The wind sits in the shoulder of your sail,
And you are stay’d for.
There … my blessing with thee!
And these few precepts in thy memory Look thou character.
Give thy thoughts no tongue, Nor any unproportion’d thought his act.
Be thou familiar, but by no means vulgar. Those friends thou hast,
and their adoption tried, Grapple them to thy soul with hoops of steel;
But do not dull thy palm with entertainment Of each new-hatch’d, unfledg’d comrade. Beware Of entrance to a quarrel but, being in, Bear’t that th’ opposed may beware of thee.
Give every man thy ear, but few thy voice; Take each man’s censure, but reserve thy judgement. Costly thy habit as thy purse can buy, But not express’d in fancy; rich, not gaudy;
For the apparel oft proclaims the man; And they in France of the best rank and station Are of a most select and generous chief in that. Neither a borrower, nor a lender be;
For loan oft loses both itself and friend, And borrowing dulls the edge of husbandry. This above all: to thine own self be true, And it must follow, as the night the day,
Thou canst not then be false to any man. Farewell; my blessing season this in thee!
– William Shakespeare (Hamlet)
Yikes, I actually cringe when I think of Hamlet. I really stuggled with the reading in high school. Sadly as much work as I did on reading the play I don’t recall a lot about it-retention-not my thing.
I just thought since I chose it for the title of my blog I’d finally write the reason why I chose it. To me that one particular line is about not fooling yourself (at the very minimum) about who you really are. I believe in just being yourself-let it all hang out-if somebody doesn’t like it they can walk as far as I am concerned. I honestly believe that people who try to fool others are transparent- most times we all can see right through them.

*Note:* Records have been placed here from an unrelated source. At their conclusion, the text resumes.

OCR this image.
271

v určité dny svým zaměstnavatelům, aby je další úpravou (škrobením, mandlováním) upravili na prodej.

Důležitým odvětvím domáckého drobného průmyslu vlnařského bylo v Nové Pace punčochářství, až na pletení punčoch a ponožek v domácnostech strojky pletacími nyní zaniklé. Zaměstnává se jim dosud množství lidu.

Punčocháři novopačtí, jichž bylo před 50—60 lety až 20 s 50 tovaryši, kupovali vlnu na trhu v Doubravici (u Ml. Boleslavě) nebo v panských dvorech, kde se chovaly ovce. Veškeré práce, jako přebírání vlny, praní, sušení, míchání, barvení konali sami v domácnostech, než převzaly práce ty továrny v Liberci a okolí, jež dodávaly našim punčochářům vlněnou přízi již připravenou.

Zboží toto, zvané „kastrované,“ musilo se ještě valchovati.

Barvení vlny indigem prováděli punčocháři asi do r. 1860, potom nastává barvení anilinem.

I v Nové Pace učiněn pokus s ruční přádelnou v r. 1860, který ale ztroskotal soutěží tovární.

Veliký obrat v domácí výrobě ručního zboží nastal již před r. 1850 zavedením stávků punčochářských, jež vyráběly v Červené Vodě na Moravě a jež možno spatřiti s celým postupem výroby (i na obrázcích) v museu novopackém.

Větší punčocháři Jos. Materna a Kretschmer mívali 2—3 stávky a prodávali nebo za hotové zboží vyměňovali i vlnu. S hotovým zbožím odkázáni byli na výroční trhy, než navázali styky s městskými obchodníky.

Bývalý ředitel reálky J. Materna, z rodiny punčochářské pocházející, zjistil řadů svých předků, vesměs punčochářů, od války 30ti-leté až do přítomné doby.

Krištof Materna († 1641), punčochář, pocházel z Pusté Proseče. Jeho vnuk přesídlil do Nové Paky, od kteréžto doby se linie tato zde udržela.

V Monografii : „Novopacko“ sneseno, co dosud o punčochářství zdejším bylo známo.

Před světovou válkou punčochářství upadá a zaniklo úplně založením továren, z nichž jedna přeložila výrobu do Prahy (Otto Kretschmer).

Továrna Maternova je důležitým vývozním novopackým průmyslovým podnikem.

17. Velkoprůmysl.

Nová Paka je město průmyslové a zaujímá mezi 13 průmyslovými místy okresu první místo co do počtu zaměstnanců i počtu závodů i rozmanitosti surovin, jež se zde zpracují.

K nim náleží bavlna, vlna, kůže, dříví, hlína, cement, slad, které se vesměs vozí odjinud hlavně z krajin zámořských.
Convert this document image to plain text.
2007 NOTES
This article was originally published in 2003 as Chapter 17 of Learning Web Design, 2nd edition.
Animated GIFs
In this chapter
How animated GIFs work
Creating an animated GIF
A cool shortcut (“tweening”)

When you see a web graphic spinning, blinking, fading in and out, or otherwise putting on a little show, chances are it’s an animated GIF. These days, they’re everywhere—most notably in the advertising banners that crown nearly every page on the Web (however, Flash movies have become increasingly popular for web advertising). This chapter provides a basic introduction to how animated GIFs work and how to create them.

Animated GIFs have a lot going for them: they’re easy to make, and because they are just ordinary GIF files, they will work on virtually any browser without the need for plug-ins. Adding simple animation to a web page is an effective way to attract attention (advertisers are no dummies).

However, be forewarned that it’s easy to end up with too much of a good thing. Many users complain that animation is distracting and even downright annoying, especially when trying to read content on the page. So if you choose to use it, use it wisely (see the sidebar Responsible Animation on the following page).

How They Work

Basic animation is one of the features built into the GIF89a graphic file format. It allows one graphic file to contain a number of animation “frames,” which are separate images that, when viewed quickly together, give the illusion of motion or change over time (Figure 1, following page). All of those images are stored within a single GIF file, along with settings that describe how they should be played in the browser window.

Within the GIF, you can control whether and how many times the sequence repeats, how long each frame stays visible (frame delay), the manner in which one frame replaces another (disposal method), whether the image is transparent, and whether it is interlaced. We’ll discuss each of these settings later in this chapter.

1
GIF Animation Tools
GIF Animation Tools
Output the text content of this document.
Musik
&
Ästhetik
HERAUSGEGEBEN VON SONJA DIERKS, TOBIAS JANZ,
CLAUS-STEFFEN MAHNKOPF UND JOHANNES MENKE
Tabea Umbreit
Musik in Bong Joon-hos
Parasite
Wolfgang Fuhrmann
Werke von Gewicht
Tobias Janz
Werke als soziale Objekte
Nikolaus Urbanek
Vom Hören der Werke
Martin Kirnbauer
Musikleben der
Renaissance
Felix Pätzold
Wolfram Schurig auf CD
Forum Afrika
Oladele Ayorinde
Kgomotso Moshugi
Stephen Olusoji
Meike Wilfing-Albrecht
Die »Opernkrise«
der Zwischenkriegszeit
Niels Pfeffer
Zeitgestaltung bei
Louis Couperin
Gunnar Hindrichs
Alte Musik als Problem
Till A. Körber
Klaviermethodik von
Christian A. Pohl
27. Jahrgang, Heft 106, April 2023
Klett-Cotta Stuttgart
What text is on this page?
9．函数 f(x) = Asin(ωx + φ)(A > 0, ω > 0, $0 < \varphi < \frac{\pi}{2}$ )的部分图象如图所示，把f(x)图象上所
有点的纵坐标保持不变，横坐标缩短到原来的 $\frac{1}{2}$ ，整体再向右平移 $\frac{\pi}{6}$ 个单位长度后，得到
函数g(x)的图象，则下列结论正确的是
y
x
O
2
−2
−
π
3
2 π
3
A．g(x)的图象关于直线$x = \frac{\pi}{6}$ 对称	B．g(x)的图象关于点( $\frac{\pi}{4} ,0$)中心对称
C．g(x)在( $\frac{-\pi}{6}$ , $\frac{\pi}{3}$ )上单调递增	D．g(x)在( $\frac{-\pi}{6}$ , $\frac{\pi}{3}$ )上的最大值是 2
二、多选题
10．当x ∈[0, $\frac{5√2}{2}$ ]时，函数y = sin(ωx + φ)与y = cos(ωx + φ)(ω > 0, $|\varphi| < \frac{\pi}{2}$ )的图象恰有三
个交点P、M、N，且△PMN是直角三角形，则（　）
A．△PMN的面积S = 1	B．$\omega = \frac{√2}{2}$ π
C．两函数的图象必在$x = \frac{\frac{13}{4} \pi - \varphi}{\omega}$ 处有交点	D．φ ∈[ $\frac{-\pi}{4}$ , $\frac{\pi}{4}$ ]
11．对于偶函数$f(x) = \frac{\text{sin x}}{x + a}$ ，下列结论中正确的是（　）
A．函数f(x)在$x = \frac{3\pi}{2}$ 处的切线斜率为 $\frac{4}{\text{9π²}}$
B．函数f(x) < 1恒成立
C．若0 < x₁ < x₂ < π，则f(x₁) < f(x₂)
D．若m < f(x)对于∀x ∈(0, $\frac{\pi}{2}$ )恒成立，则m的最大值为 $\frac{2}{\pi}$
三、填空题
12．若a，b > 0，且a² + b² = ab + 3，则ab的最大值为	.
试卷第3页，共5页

So why not be true to yourself and everyone around you-why not reveal your true thoughts (of coarse there still are SOME things better left unsaid) and self?
i love this. and it’s one of the few french phrases i remember: honi soit qui mal y pense. that and chacun a son gout. really what more do you need? well, i guess i’d add illegitimati non carborundum, but that’s not TECHNICALLY french. teehee.
I thought “honi soit qui mal y pense” meant “evil be to him who evil thinks?” A cool French phrase either way! LOL.